- Church: Anglican Church of Australia
- Diocese: Melbourne

Orders
- Ordination: 1966 by Frank Woods

Personal details
- Born: Peter James Corney 25 September 1937 (age 88) Perth, Western Australia, Australia
- Denomination: Anglicanism
- Spouse: Merrill Corney
- Children: 3
- Education: Guildford Grammar School
- Alma mater: Ridley College Australian College of Theology Melbourne College of Divinity

= Peter Corney (pastor) =

Australian Anglican pastor (born 1942)

Peter James Corney (born 25 September 1937) is an Australian retired Anglican theologian and pastor who was the vicar of St Hilary's Anglican Church in Kew from 1975 to 1999.

Corney was born in Perth, Western Australia, in 1937. He studied at Guildford Grammar School, matriculating in 1959. From 1960 to 1963, he studied at Ridley College in Melbourne. He later went on to study for a graduate degree in theology with the Australian College of Theology and the Melbourne College of Divinity.

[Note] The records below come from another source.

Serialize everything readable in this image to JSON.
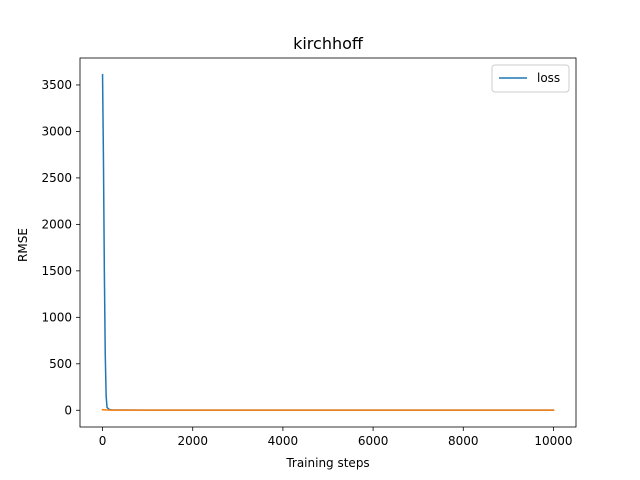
{
  "chart_data": {
    "type": "line",
    "title": "kirchhoff",
    "xlabel": "Training steps",
    "ylabel": "RMSE",
    "xlim": [
      -500,
      10500
    ],
    "ylim": [
      -180,
      3790
    ],
    "xticks": [
      0,
      2000,
      4000,
      6000,
      8000,
      10000
    ],
    "yticks": [
      0,
      500,
      1000,
      1500,
      2000,
      2500,
      3000,
      3500
    ],
    "xtick_labels": [
      "0",
      "2000",
      "4000",
      "6000",
      "8000",
      "10000"
    ],
    "ytick_labels": [
      "0",
      "500",
      "1000",
      "1500",
      "2000",
      "2500",
      "3000",
      "3500"
    ],
    "grid": false,
    "legend_position": "upper-right",
    "series": [
      {
        "name": "loss",
        "color": "#1f77b4",
        "x": [
          0,
          20,
          40,
          60,
          80,
          100,
          150,
          200,
          500,
          1000,
          2000,
          4000,
          6000,
          8000,
          10000
        ],
        "y": [
          3610,
          2700,
          1500,
          600,
          150,
          30,
          8,
          4,
          3,
          2,
          2,
          2,
          2,
          2,
          2
        ]
      },
      {
        "name": "",
        "color": "#ff7f0e",
        "x": [
          0,
          100,
          200,
          500,
          1000,
          2000,
          4000,
          6000,
          8000,
          10000
        ],
        "y": [
          5,
          3,
          2,
          2,
          2,
          2,
          2,
          2,
          2,
          2
        ]
      }
    ]
  }
}
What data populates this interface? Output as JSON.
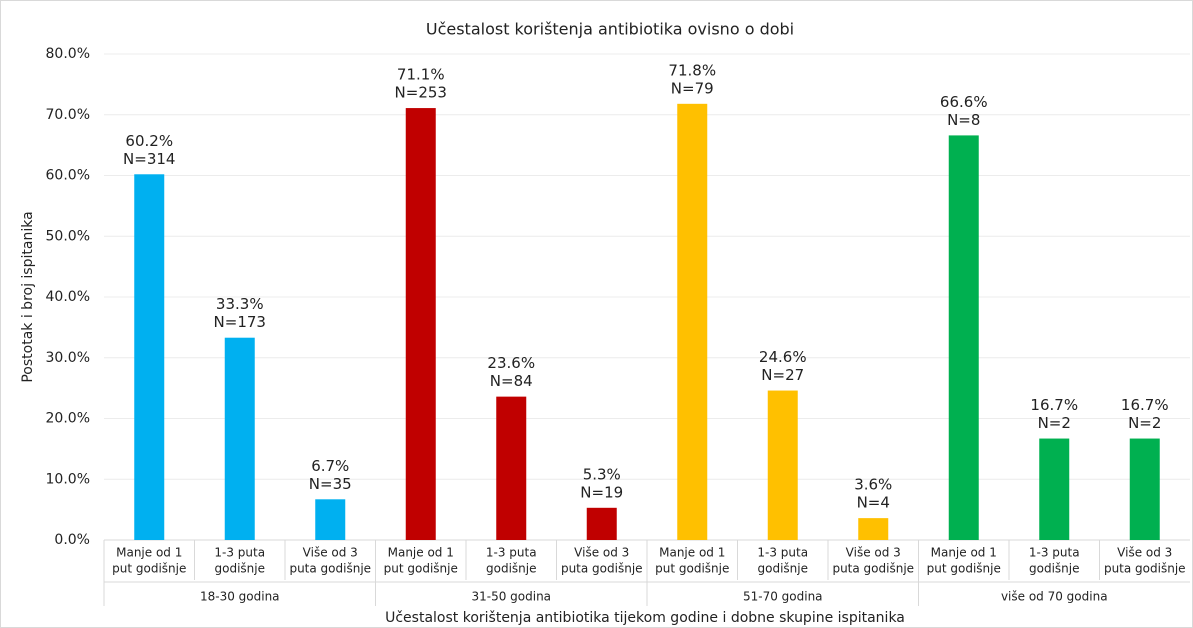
{
  "chart_data": {
    "type": "bar",
    "title": "Učestalost korištenja antibiotika ovisno o dobi",
    "x_label": "Učestalost korištenja antibiotika tijekom godine i dobne skupine ispitanika",
    "y_label": "Postotak i broj ispitanika",
    "ylim": [
      0,
      80
    ],
    "yticks": [
      {
        "value": 0,
        "label": "0.0%"
      },
      {
        "value": 10,
        "label": "10.0%"
      },
      {
        "value": 20,
        "label": "20.0%"
      },
      {
        "value": 30,
        "label": "30.0%"
      },
      {
        "value": 40,
        "label": "40.0%"
      },
      {
        "value": 50,
        "label": "50.0%"
      },
      {
        "value": 60,
        "label": "60.0%"
      },
      {
        "value": 70,
        "label": "70.0%"
      },
      {
        "value": 80,
        "label": "80.0%"
      }
    ],
    "grid": true,
    "groups": [
      {
        "name": "18-30 godina",
        "color": "#00b0f0",
        "categories": [
          [
            "Manje od 1",
            "put godišnje"
          ],
          [
            "1-3 puta",
            "godišnje"
          ],
          [
            "Više od 3",
            "puta godišnje"
          ]
        ],
        "values": [
          60.2,
          33.3,
          6.7
        ],
        "value_labels": [
          "60.2%",
          "33.3%",
          "6.7%"
        ],
        "n_labels": [
          "N=314",
          "N=173",
          "N=35"
        ]
      },
      {
        "name": "31-50 godina",
        "color": "#c00000",
        "categories": [
          [
            "Manje od 1",
            "put godišnje"
          ],
          [
            "1-3 puta",
            "godišnje"
          ],
          [
            "Više od 3",
            "puta godišnje"
          ]
        ],
        "values": [
          71.1,
          23.6,
          5.3
        ],
        "value_labels": [
          "71.1%",
          "23.6%",
          "5.3%"
        ],
        "n_labels": [
          "N=253",
          "N=84",
          "N=19"
        ]
      },
      {
        "name": "51-70 godina",
        "color": "#ffc000",
        "categories": [
          [
            "Manje od 1",
            "put godišnje"
          ],
          [
            "1-3 puta",
            "godišnje"
          ],
          [
            "Više od 3",
            "puta godišnje"
          ]
        ],
        "values": [
          71.8,
          24.6,
          3.6
        ],
        "value_labels": [
          "71.8%",
          "24.6%",
          "3.6%"
        ],
        "n_labels": [
          "N=79",
          "N=27",
          "N=4"
        ]
      },
      {
        "name": "više od 70 godina",
        "color": "#00b050",
        "categories": [
          [
            "Manje od 1",
            "put godišnje"
          ],
          [
            "1-3 puta",
            "godišnje"
          ],
          [
            "Više od 3",
            "puta godišnje"
          ]
        ],
        "values": [
          66.6,
          16.7,
          16.7
        ],
        "value_labels": [
          "66.6%",
          "16.7%",
          "16.7%"
        ],
        "n_labels": [
          "N=8",
          "N=2",
          "N=2"
        ]
      }
    ]
  }
}
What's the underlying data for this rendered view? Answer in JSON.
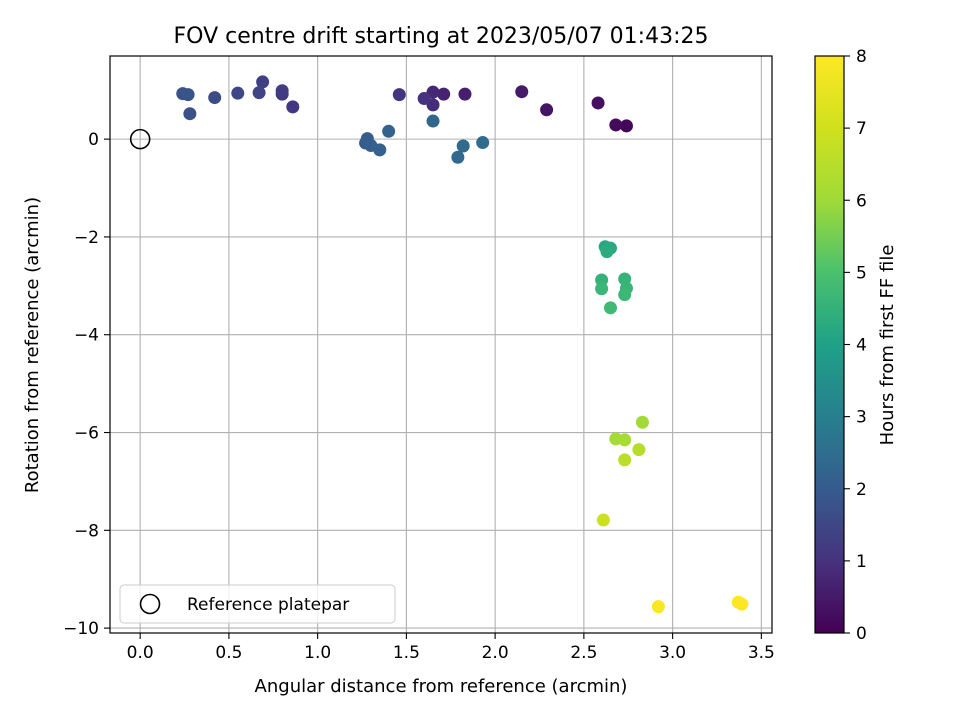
{
  "chart_data": {
    "type": "scatter",
    "title": "FOV centre drift starting at 2023/05/07 01:43:25",
    "xlabel": "Angular distance from reference (arcmin)",
    "ylabel": "Rotation from reference (arcmin)",
    "xlim": [
      -0.17,
      3.56
    ],
    "ylim": [
      -10.1,
      1.7
    ],
    "xticks": [
      0.0,
      0.5,
      1.0,
      1.5,
      2.0,
      2.5,
      3.0,
      3.5
    ],
    "xtick_labels": [
      "0.0",
      "0.5",
      "1.0",
      "1.5",
      "2.0",
      "2.5",
      "3.0",
      "3.5"
    ],
    "yticks": [
      0,
      -2,
      -4,
      -6,
      -8,
      -10
    ],
    "ytick_labels": [
      "0",
      "−2",
      "−4",
      "−6",
      "−8",
      "−10"
    ],
    "grid": true,
    "legend": {
      "label": "Reference platepar",
      "location": "lower-left"
    },
    "reference_point": {
      "x": 0,
      "y": 0,
      "marker": "open-circle"
    },
    "colorbar": {
      "label": "Hours from first FF file",
      "colormap": "viridis",
      "range": [
        0,
        8
      ],
      "ticks": [
        0,
        1,
        2,
        3,
        4,
        5,
        6,
        7,
        8
      ],
      "tick_labels": [
        "0",
        "1",
        "2",
        "3",
        "4",
        "5",
        "6",
        "7",
        "8"
      ]
    },
    "series": [
      {
        "x": [
          2.74,
          2.68,
          2.58,
          2.29,
          2.15,
          1.83,
          1.71,
          1.65,
          1.65,
          1.6,
          1.46,
          0.86,
          0.8,
          0.8,
          0.69,
          0.67,
          0.55,
          0.42,
          0.28,
          0.24,
          0.27,
          1.27,
          1.28,
          1.3,
          1.35,
          1.4,
          1.65,
          1.79,
          1.82,
          1.93
        ],
        "y": [
          0.27,
          0.29,
          0.74,
          0.6,
          0.97,
          0.92,
          0.92,
          0.96,
          0.7,
          0.83,
          0.91,
          0.66,
          0.92,
          0.99,
          1.17,
          0.95,
          0.94,
          0.85,
          0.52,
          0.93,
          0.91,
          -0.08,
          0.01,
          -0.13,
          -0.22,
          0.16,
          0.37,
          -0.37,
          -0.14,
          -0.07
        ],
        "hours": [
          0.1,
          0.2,
          0.3,
          0.4,
          0.5,
          0.6,
          0.7,
          0.8,
          0.9,
          1.0,
          1.05,
          1.1,
          1.2,
          1.25,
          1.3,
          1.4,
          1.5,
          1.6,
          1.7,
          1.75,
          1.8,
          2.0,
          2.05,
          2.1,
          2.15,
          2.2,
          2.3,
          2.35,
          2.4,
          2.45
        ]
      },
      {
        "x": [
          2.62,
          2.65,
          2.63,
          2.6,
          2.73,
          2.74,
          2.6,
          2.73,
          2.65
        ],
        "y": [
          -2.2,
          -2.23,
          -2.3,
          -2.88,
          -2.86,
          -3.05,
          -3.06,
          -3.18,
          -3.45
        ],
        "hours": [
          4.2,
          4.25,
          4.3,
          4.5,
          4.55,
          4.6,
          4.65,
          4.7,
          4.75
        ]
      },
      {
        "x": [
          2.83,
          2.68,
          2.73,
          2.81,
          2.73,
          2.61
        ],
        "y": [
          -5.79,
          -6.13,
          -6.15,
          -6.35,
          -6.56,
          -7.79
        ],
        "hours": [
          6.05,
          6.1,
          6.15,
          6.45,
          6.55,
          6.9
        ]
      },
      {
        "x": [
          2.92,
          3.37,
          3.39
        ],
        "y": [
          -9.56,
          -9.47,
          -9.51
        ],
        "hours": [
          7.9,
          7.95,
          8.0
        ]
      }
    ]
  }
}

During this time, Corney worked for the Anglican Diocese of Melbourne as an assistant curate and later youth chaplain from 1966 to 1973. In the late 1960s and early 1970s, Corney pioneered a new youth ministry program which saw him work in contemporary Christian worship in counter-cultural forms. This was all innovated at the Royal Melbourne Institute of Technology (RMIT) and at Ridley College.

In 1974, the Anglican parish of St Hilary's in Kew invited him to become their sixth vicar. He commenced in this ministry position in early 1975; a position he held until the end of 1999. During Corney's 24 years at St Hilary's, he spearheaded new ways of ministry that were relatively modern. This came in the form of a more contemporary evangelical outreach, with social justice and a large youth and young adults program. Within a decade of being vicar, he had turned around an ailing local parish, to later become the largest Anglican congregation in the Melbourne diocese with over 1,000 parishioners every Sunday at worship. Corney stepped down from the position of vicar in 1999. He would continue much of his intellectual and social justice work.

Outside of St Hilary's, Corney researched and lectured at his former alma mater, Ridley College as well as authoring many books and other Christian commentaries on issues occurring throughout the world.

==Honours==
For the 2007 Australia Day Honours, Corney was conferred the Medal of the Order of Australia (OAM) "For service to the Anglican Church of Australia, particularly through the development of creative programs to meet contemporary community needs".

In recognition of Corney's ministry at St Hilary's, the parish named one of their buildings the Peter Corney Training Centre after him and also honoured him with the honorific title of Vicar Emeritus for the remainder of his life.